Bu dönemdeki yaşantılar çocuğun gelecekte hayata bakış açısını da önemli ölçüde etkilemektedir (Aral ve diğ., 2002:14). Çocuğa sorumluluk bilinci aşılarken öncelikle bazı kurallara uyması ve ilk temel alışkanlıkları kazanması gerekir (Yavuzer, 2011). Kağıtçıbaşı ve diğ. (2009), çalışmalarında erken müdahale programlarına katılan çocukların yetişkinlik dönemlerini incelemiştir. 19 yıl önce gerçekleştirilmiş olan anne eğitiminin yetişkinlik çağına gelmiş bireylerde dahi görüldüğü ifade edilmiştir. Erken müdahale programına katılan katılımcıların katılmayanlara kıyasla daha başarılı, daha yüksek statüye sahip bir işte çalıştıkları sağlanmıştır. Ayrıca, anne eğitiminin çocukların sosyal gelişimlerinde önemli bir etkiye sahip olduğunu bulmuştur.

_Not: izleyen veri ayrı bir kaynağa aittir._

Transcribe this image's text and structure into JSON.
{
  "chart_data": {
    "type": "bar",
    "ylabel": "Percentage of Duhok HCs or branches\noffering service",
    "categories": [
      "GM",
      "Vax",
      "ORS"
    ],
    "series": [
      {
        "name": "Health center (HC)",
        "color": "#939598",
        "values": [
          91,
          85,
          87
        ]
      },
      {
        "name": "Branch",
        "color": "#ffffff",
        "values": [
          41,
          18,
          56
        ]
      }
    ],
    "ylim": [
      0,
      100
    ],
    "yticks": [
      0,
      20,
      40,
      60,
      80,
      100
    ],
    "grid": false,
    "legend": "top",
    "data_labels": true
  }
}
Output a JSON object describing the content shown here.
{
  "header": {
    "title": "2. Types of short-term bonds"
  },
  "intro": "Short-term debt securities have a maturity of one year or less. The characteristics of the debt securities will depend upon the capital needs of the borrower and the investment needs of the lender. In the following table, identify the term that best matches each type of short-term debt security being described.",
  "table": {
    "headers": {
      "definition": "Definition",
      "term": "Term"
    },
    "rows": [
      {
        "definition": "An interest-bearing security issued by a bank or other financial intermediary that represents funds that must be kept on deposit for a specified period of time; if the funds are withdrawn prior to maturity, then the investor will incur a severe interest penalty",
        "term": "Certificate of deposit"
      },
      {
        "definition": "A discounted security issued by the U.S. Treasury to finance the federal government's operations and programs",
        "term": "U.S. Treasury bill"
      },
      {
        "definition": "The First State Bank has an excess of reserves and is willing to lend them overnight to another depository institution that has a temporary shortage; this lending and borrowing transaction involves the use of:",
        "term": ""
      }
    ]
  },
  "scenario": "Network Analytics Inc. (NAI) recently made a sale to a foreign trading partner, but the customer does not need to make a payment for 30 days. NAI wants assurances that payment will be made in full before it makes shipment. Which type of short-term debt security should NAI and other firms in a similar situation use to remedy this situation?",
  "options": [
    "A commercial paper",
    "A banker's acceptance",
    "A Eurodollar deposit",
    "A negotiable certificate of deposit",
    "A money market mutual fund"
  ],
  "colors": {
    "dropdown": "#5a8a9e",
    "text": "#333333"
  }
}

Cheung ve McBride (2016), eğitimsiz ebeveynlerle oynayan çocuklarla çocukların oyun hakkında düşünmelerine yardımcı olmak için stratejiler kullanmak üzere eğitilmiş ebeveynlerle bir sayı tahtası oyunu oynayan çocukları karşılaştırmıştır (sayı büyüklüğünü değerlendirmek, kareleri saymak, sonuçları tahmin etmek vb.). Bir alıştırma kitabından matematik problemleri yapan çocuklar. Eğitimli ebeveynlerle oynayan çocuklar, dört sayıdaki sonuç ölçütlerinde de iyileşme göstermiştir. Eğitilmemiş ebeveynleri olan çocuklar, sayısal tanımlama ve matematiğe ilgi gösterme konusunda gelişmiştir. Ek olarak alıştırma kitabı olan çocukların gelişimsel problemleri düzelmiştir. Bu sonuçlar, bilgili bir yetişkinle eğlenceli bir etkileşimin, öğrenme kitabı için alıştırma kitabındaki problemlerin tamamlanması gibi geleneksel öğretim yaklaşımlarından daha etkili bir bağlam olabileceğini göstermektedir.

Aileler Legoları, her yaş ve cinsiyete uygun bir klasik oyun olarak görmektedir. Ayrıca, Legoların çocukların hayal gücü ve yaratıcılıklarını desteklediklerini düşünmektedir. Onlara göre bir oyuncağı harika yapan şeyler, sağlam ve özgün, birkaç yıl boyunca dikkat çekebilecek potansiyelde olması ve yaratıcılık ve gelişimi desteklemesidir (McNeill, 2015). Clements (2004), açık hava oyun durumları üzerine yaptığı araştırmada anneler ve çocuklarının açık havada geçirdikleri zaman sıklığını

karşılaştırmıştır. Bulgularına göre, anneler kendi çocukluklarında açık havada geçirdikleri oyun süreleri, çocuklarının şu anda açık havada geçirdikleri oyun sürelerinden çok daha fazla olduğu tespit edilmiştir.

Açık havada oyun süresi, yaratıcı oyunların görülme sıklığını arttırmaktadır (Cullen, 2006) Yani, çocuklar açık havada ne kadar çok vakit geçirirse, oyunlarında yaratıcılıkları o derecede artmaktadır. Çocuğun evde ve okulda sağlıklı bir şekilde gelişmesi için açık hava oyunları gereklidir (Rivkin, 1998).